Marine heat waves do not seem to have marked impacts beyond natural variability in these ecosystems, according to the researchers.
“The oceans are highly variable, and fish populations vary quite a lot,” says Fredston, an assistant professor of ocean sciences at University of California, Santa Cruz. “Marine heat waves can drive local change, but there have been hundreds of marine heat waves with no lasting impacts.”
Another question was whether marine heat waves caused changes in the variety of fish species in coastal fish communities because during heat spells species preferring cold water migrate away while those more preferring warm water increase in number in a phenomenon known as tropicalization.
The findings suggest fish preferring cooler water can find safe havens during marine heat waves and return once temperatures cool down.
However, the data did include exceptions.
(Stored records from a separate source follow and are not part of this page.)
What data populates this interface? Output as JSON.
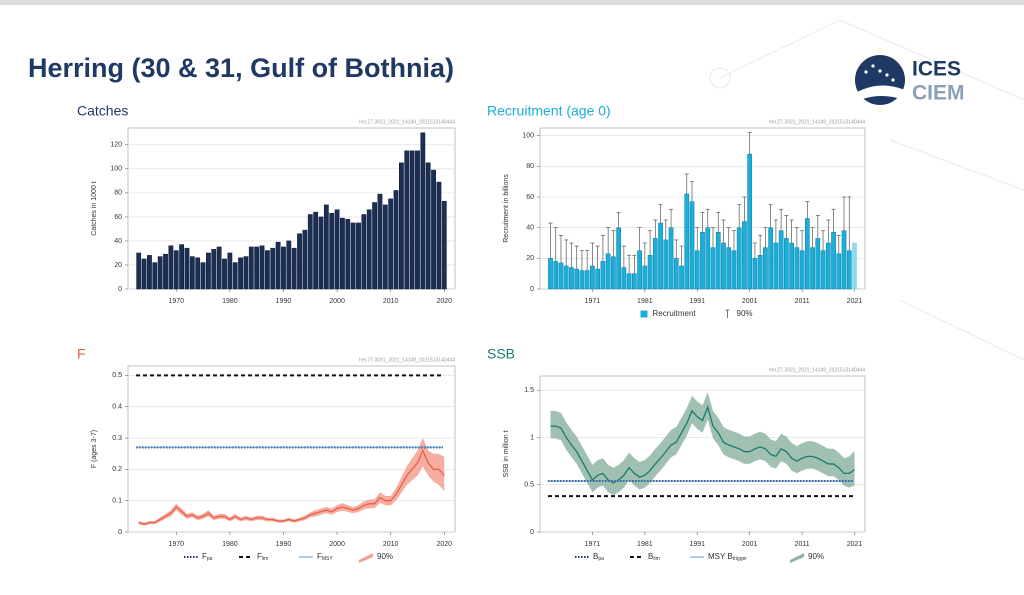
{
  "title": "Herring (30 & 31, Gulf of Bothnia)",
  "logo": {
    "top": "ICES",
    "bottom": "CIEM"
  },
  "chart_data": [
    {
      "type": "bar",
      "title": "Catches",
      "title_color": "#1f3864",
      "id_label": "her.27.3031_2021_14149_2021513140444",
      "ylabel": "Catches in 1000 t",
      "grid": true,
      "x": [
        1963,
        1964,
        1965,
        1966,
        1967,
        1968,
        1969,
        1970,
        1971,
        1972,
        1973,
        1974,
        1975,
        1976,
        1977,
        1978,
        1979,
        1980,
        1981,
        1982,
        1983,
        1984,
        1985,
        1986,
        1987,
        1988,
        1989,
        1990,
        1991,
        1992,
        1993,
        1994,
        1995,
        1996,
        1997,
        1998,
        1999,
        2000,
        2001,
        2002,
        2003,
        2004,
        2005,
        2006,
        2007,
        2008,
        2009,
        2010,
        2011,
        2012,
        2013,
        2014,
        2015,
        2016,
        2017,
        2018,
        2019,
        2020
      ],
      "series": [
        {
          "name": "Catches",
          "color": "#1b2f55",
          "edge": "#0d1a33",
          "values": [
            30,
            25,
            28,
            22,
            27,
            29,
            36,
            32,
            37,
            34,
            27,
            26,
            22,
            30,
            33,
            35,
            25,
            30,
            22,
            26,
            27,
            35,
            35,
            36,
            32,
            34,
            39,
            35,
            40,
            34,
            46,
            49,
            62,
            64,
            60,
            70,
            63,
            66,
            59,
            58,
            55,
            55,
            62,
            66,
            72,
            79,
            70,
            75,
            82,
            105,
            115,
            115,
            115,
            130,
            105,
            99,
            89,
            73
          ]
        }
      ],
      "xlim": [
        1961,
        2022
      ],
      "xticks": [
        1970,
        1980,
        1990,
        2000,
        2010,
        2020
      ],
      "ylim": [
        0,
        134
      ],
      "yticks": [
        0,
        20,
        40,
        60,
        80,
        100,
        120
      ]
    },
    {
      "type": "bar",
      "title": "Recruitment (age 0)",
      "title_color": "#1aaed9",
      "id_label": "her.27.3031_2021_14149_2021513140444",
      "ylabel": "Recruitment in billions",
      "grid": true,
      "err_label": "90%",
      "err_color": "#555555",
      "last_color": "#8fd9ec",
      "x": [
        1963,
        1964,
        1965,
        1966,
        1967,
        1968,
        1969,
        1970,
        1971,
        1972,
        1973,
        1974,
        1975,
        1976,
        1977,
        1978,
        1979,
        1980,
        1981,
        1982,
        1983,
        1984,
        1985,
        1986,
        1987,
        1988,
        1989,
        1990,
        1991,
        1992,
        1993,
        1994,
        1995,
        1996,
        1997,
        1998,
        1999,
        2000,
        2001,
        2002,
        2003,
        2004,
        2005,
        2006,
        2007,
        2008,
        2009,
        2010,
        2011,
        2012,
        2013,
        2014,
        2015,
        2016,
        2017,
        2018,
        2019,
        2020,
        2021
      ],
      "series": [
        {
          "name": "Recruitment",
          "color": "#1aaed9",
          "edge": "#0e7fa8",
          "values": [
            20,
            18,
            17,
            15,
            14,
            13,
            12,
            12,
            15,
            13,
            18,
            23,
            21,
            40,
            14,
            10,
            10,
            25,
            15,
            22,
            33,
            43,
            32,
            40,
            20,
            15,
            62,
            57,
            25,
            37,
            40,
            27,
            37,
            30,
            27,
            25,
            40,
            44,
            88,
            20,
            22,
            27,
            40,
            30,
            38,
            33,
            30,
            27,
            25,
            46,
            27,
            33,
            25,
            30,
            37,
            23,
            38,
            25,
            30
          ],
          "upper": [
            43,
            40,
            35,
            32,
            30,
            28,
            25,
            25,
            30,
            28,
            35,
            40,
            38,
            50,
            28,
            22,
            22,
            40,
            30,
            38,
            45,
            55,
            45,
            52,
            32,
            28,
            75,
            70,
            40,
            50,
            52,
            40,
            50,
            45,
            40,
            38,
            55,
            60,
            102,
            30,
            35,
            40,
            55,
            45,
            52,
            48,
            45,
            40,
            38,
            57,
            40,
            48,
            38,
            45,
            52,
            35,
            60,
            60,
            null
          ]
        }
      ],
      "xlim": [
        1961,
        2023
      ],
      "xticks": [
        1971,
        1981,
        1991,
        2001,
        2011,
        2021
      ],
      "ylim": [
        0,
        105
      ],
      "yticks": [
        0,
        20,
        40,
        60,
        80,
        100
      ]
    },
    {
      "type": "line",
      "title": "F",
      "title_color": "#e8604c",
      "id_label": "her.27.3031_2021_14149_2021513140444",
      "ylabel": "F (ages 3-7)",
      "grid": true,
      "ci_label": "90%",
      "band_color": "#f4a08f",
      "x": [
        1963,
        1964,
        1965,
        1966,
        1967,
        1968,
        1969,
        1970,
        1971,
        1972,
        1973,
        1974,
        1975,
        1976,
        1977,
        1978,
        1979,
        1980,
        1981,
        1982,
        1983,
        1984,
        1985,
        1986,
        1987,
        1988,
        1989,
        1990,
        1991,
        1992,
        1993,
        1994,
        1995,
        1996,
        1997,
        1998,
        1999,
        2000,
        2001,
        2002,
        2003,
        2004,
        2005,
        2006,
        2007,
        2008,
        2009,
        2010,
        2011,
        2012,
        2013,
        2014,
        2015,
        2016,
        2017,
        2018,
        2019,
        2020
      ],
      "series": [
        {
          "color": "#e8604c",
          "values": [
            0.03,
            0.025,
            0.03,
            0.03,
            0.04,
            0.05,
            0.06,
            0.08,
            0.065,
            0.05,
            0.055,
            0.045,
            0.05,
            0.06,
            0.045,
            0.05,
            0.05,
            0.04,
            0.05,
            0.04,
            0.045,
            0.04,
            0.045,
            0.045,
            0.04,
            0.04,
            0.035,
            0.035,
            0.04,
            0.035,
            0.04,
            0.045,
            0.055,
            0.06,
            0.065,
            0.07,
            0.065,
            0.075,
            0.08,
            0.075,
            0.07,
            0.075,
            0.085,
            0.09,
            0.09,
            0.11,
            0.1,
            0.1,
            0.12,
            0.15,
            0.18,
            0.2,
            0.22,
            0.26,
            0.22,
            0.2,
            0.2,
            0.18
          ],
          "ci_low": [
            0.025,
            0.02,
            0.025,
            0.025,
            0.033,
            0.042,
            0.05,
            0.07,
            0.055,
            0.042,
            0.047,
            0.038,
            0.042,
            0.05,
            0.038,
            0.042,
            0.042,
            0.034,
            0.042,
            0.034,
            0.038,
            0.034,
            0.038,
            0.038,
            0.034,
            0.034,
            0.03,
            0.03,
            0.034,
            0.03,
            0.034,
            0.038,
            0.047,
            0.05,
            0.055,
            0.06,
            0.055,
            0.064,
            0.068,
            0.064,
            0.06,
            0.064,
            0.072,
            0.076,
            0.076,
            0.093,
            0.085,
            0.085,
            0.1,
            0.125,
            0.15,
            0.165,
            0.18,
            0.21,
            0.18,
            0.16,
            0.15,
            0.13
          ],
          "ci_high": [
            0.035,
            0.03,
            0.035,
            0.035,
            0.047,
            0.058,
            0.07,
            0.09,
            0.075,
            0.058,
            0.063,
            0.052,
            0.058,
            0.07,
            0.052,
            0.058,
            0.058,
            0.046,
            0.058,
            0.046,
            0.052,
            0.046,
            0.052,
            0.052,
            0.046,
            0.046,
            0.04,
            0.04,
            0.046,
            0.04,
            0.046,
            0.052,
            0.063,
            0.07,
            0.075,
            0.08,
            0.075,
            0.086,
            0.092,
            0.086,
            0.08,
            0.086,
            0.098,
            0.104,
            0.104,
            0.127,
            0.115,
            0.115,
            0.14,
            0.175,
            0.21,
            0.235,
            0.26,
            0.3,
            0.26,
            0.25,
            0.25,
            0.24
          ]
        }
      ],
      "ref_lines": [
        {
          "label": {
            "main": "F",
            "sub": "pa"
          },
          "value": 0.27,
          "style": "dotted",
          "color": "#1f3864"
        },
        {
          "label": {
            "main": "F",
            "sub": "lim"
          },
          "value": 0.5,
          "style": "dashed",
          "color": "#111111"
        },
        {
          "label": {
            "main": "F",
            "sub": "MSY"
          },
          "value": 0.27,
          "style": "solid",
          "color": "#5b9bd5"
        }
      ],
      "xlim": [
        1961,
        2022
      ],
      "xticks": [
        1970,
        1980,
        1990,
        2000,
        2010,
        2020
      ],
      "ylim": [
        0,
        0.53
      ],
      "yticks": [
        0,
        0.1,
        0.2,
        0.3,
        0.4,
        0.5
      ]
    },
    {
      "type": "line",
      "title": "SSB",
      "title_color": "#1a7a6e",
      "id_label": "her.27.3031_2021_14149_2021513140444",
      "ylabel": "SSB in million t",
      "grid": true,
      "ci_label": "90%",
      "band_color": "#8fb5a5",
      "x": [
        1963,
        1964,
        1965,
        1966,
        1967,
        1968,
        1969,
        1970,
        1971,
        1972,
        1973,
        1974,
        1975,
        1976,
        1977,
        1978,
        1979,
        1980,
        1981,
        1982,
        1983,
        1984,
        1985,
        1986,
        1987,
        1988,
        1989,
        1990,
        1991,
        1992,
        1993,
        1994,
        1995,
        1996,
        1997,
        1998,
        1999,
        2000,
        2001,
        2002,
        2003,
        2004,
        2005,
        2006,
        2007,
        2008,
        2009,
        2010,
        2011,
        2012,
        2013,
        2014,
        2015,
        2016,
        2017,
        2018,
        2019,
        2020,
        2021
      ],
      "series": [
        {
          "color": "#1a7a6e",
          "values": [
            1.12,
            1.12,
            1.1,
            1.0,
            0.92,
            0.85,
            0.75,
            0.65,
            0.55,
            0.6,
            0.62,
            0.55,
            0.52,
            0.55,
            0.6,
            0.68,
            0.62,
            0.58,
            0.6,
            0.65,
            0.72,
            0.78,
            0.85,
            0.92,
            0.95,
            1.05,
            1.15,
            1.28,
            1.22,
            1.18,
            1.32,
            1.12,
            1.05,
            0.95,
            0.92,
            0.9,
            0.88,
            0.85,
            0.85,
            0.88,
            0.9,
            0.88,
            0.82,
            0.8,
            0.88,
            0.85,
            0.78,
            0.75,
            0.78,
            0.8,
            0.8,
            0.78,
            0.75,
            0.72,
            0.72,
            0.68,
            0.62,
            0.62,
            0.66
          ],
          "ci_low": [
            0.99,
            0.99,
            0.97,
            0.87,
            0.79,
            0.72,
            0.62,
            0.52,
            0.42,
            0.47,
            0.49,
            0.42,
            0.39,
            0.42,
            0.47,
            0.55,
            0.49,
            0.45,
            0.47,
            0.52,
            0.59,
            0.65,
            0.72,
            0.79,
            0.82,
            0.92,
            1.02,
            1.15,
            1.09,
            1.05,
            1.19,
            0.99,
            0.92,
            0.82,
            0.79,
            0.77,
            0.75,
            0.72,
            0.72,
            0.75,
            0.77,
            0.75,
            0.69,
            0.67,
            0.75,
            0.72,
            0.65,
            0.62,
            0.65,
            0.67,
            0.67,
            0.65,
            0.62,
            0.59,
            0.59,
            0.55,
            0.49,
            0.47,
            0.49
          ],
          "ci_high": [
            1.28,
            1.28,
            1.26,
            1.16,
            1.08,
            1.01,
            0.91,
            0.81,
            0.71,
            0.76,
            0.78,
            0.71,
            0.68,
            0.71,
            0.76,
            0.84,
            0.78,
            0.74,
            0.76,
            0.81,
            0.88,
            0.94,
            1.01,
            1.08,
            1.11,
            1.21,
            1.31,
            1.44,
            1.38,
            1.34,
            1.48,
            1.28,
            1.21,
            1.11,
            1.08,
            1.06,
            1.04,
            1.01,
            1.01,
            1.04,
            1.06,
            1.04,
            0.98,
            0.96,
            1.04,
            1.01,
            0.94,
            0.91,
            0.94,
            0.96,
            0.96,
            0.94,
            0.91,
            0.88,
            0.88,
            0.84,
            0.78,
            0.8,
            0.86
          ]
        }
      ],
      "ref_lines": [
        {
          "label": {
            "main": "B",
            "sub": "pa"
          },
          "value": 0.54,
          "style": "dotted",
          "color": "#1f3864"
        },
        {
          "label": {
            "main": "B",
            "sub": "lim"
          },
          "value": 0.38,
          "style": "dashed",
          "color": "#111111"
        },
        {
          "label": {
            "main": "MSY B",
            "sub": "trigger"
          },
          "value": 0.54,
          "style": "solid",
          "color": "#5b9bd5"
        }
      ],
      "xlim": [
        1961,
        2023
      ],
      "xticks": [
        1971,
        1981,
        1991,
        2001,
        2011,
        2021
      ],
      "ylim": [
        0,
        1.65
      ],
      "yticks": [
        0,
        0.5,
        1,
        1.5
      ]
    }
  ]
}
Some marine heat waves had greater impacts such as the 2014-2016 one in the Northeast Pacific known as “the Blob,” one of the largest on record. This event led to a 22% loss of biomass in the Gulf of Alaska. Meanwhile, however, a marine heat wave in 2012 in the Northwest Atlantic led to a 70% gain in biomass.
Nonetheless, these weren’t large changes compared to natural variability in biomass and similar effects weren’t seen after most other marine heat waves, the scientists explain.
“We found that these negative impacts are unpredictable and that other heat waves had no strong impacts,” notes Malin Pinsky, an associate professor in the Department of Ecology, Evolution and Natural Resources at Rudgers. “This means that each heat wave that hits is like rolling the dice: Will it be a bad one or not? We don’t know until it happens.”